Staff Report From Metro Atlanta CEO

Wednesday, November 29th, 2017

Stephanie Behm Cross, assistant professor in Georgia State University’s College of Education & Human Development, has received an $8 million grant from the U.S. Department of Education’s Office of Innovation and Improvement.

The grant will allow Cross to expand and research the Collaboration and Reflection to Enhance Atlanta Teacher Effectiveness program — initially funded by a 2015 U.S. Department of Education Investing in Innovation grant — designed to recruit, prepare, and support new and veteran teachers in high-needs schools.

Cross and Georgia State faculty members Jake Hackett, Nadia Behizadeh and Rhina Williams will work with grant partners Atlanta Neighborhood Charter School, Atlanta Public Schools (APS), the School Reform Initiative, and the Emory-Tibet Partnership to expand the residency program to support teachers in enacting more culturally- sustaining teaching practices and facilitating critical conversations with students and colleagues on race and racism in schools, in order to address the widening opportunity gap stratifying south Atlanta schools.

“As teachers, researchers, and school leaders working together across settings,” Cross said, “we are committed to moving from familiar and safe discourses typical in school reform conversations to much more critical conversations on systemic oppression and racism in K-12 schools and university settings. In response to our engagement in this grant over the last two years, we have strengthened our commitment to developing anti-oppressive and anti-racist practices, and to creating support structures that push all players in the program towards more critically conscious ways of being in schools.”

CREATE’s new funding will recruit 54 new teachers, support an additional 610 educators working with the project, and bring together a group of 14-20 educators from Georgia State and APS to discuss the best ways to promote projects like this one. In addition, an external team (Empirical Education) will evaluate the program, and Cross and colleagues will conduct research to determine CREATE’s effectiveness and its impact on teacher retention and overall satisfaction in the work of teaching.

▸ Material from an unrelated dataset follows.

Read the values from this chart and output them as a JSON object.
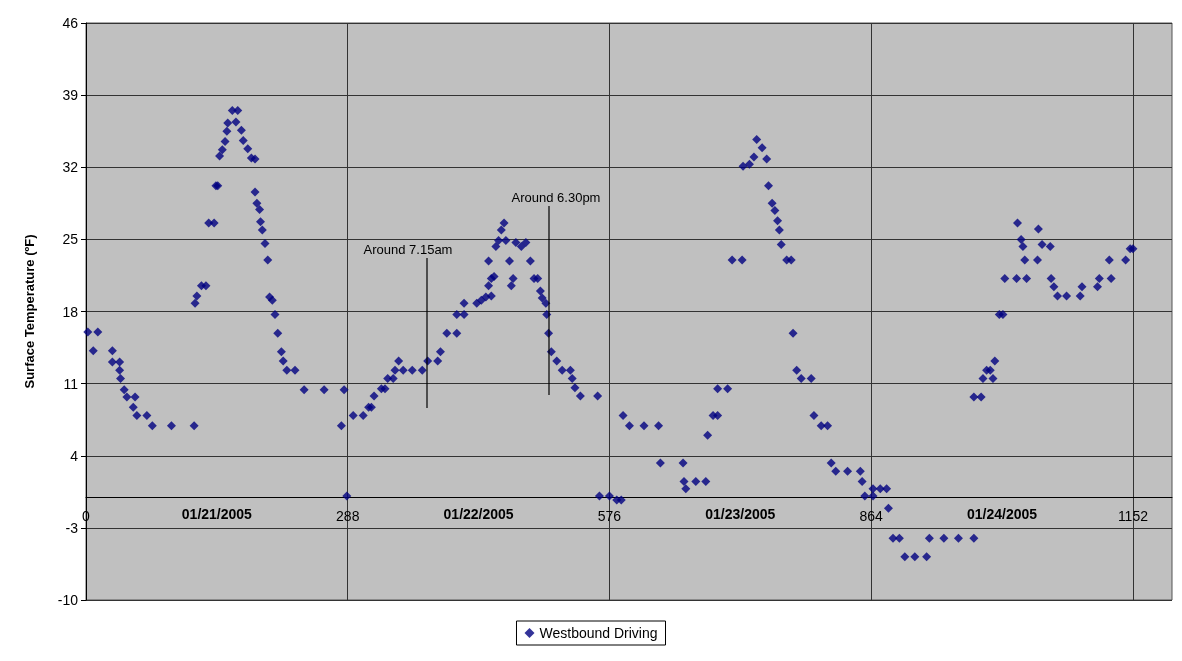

“Based on results from earlier iterations of CREATE, we have recognized the importance of deep and sustained partnerships among universities, school districts, and community members,” Cross said. “This grant will help us to work together to identify structures within each of the stakeholders’ spaces that restrict social justice educators from honing their craft and to thoughtfully replace those structures with practices of liberation and criticality. We feel certain the connections and shared understandings that develop over these next few years will last well beyond the end of the grant cycle.”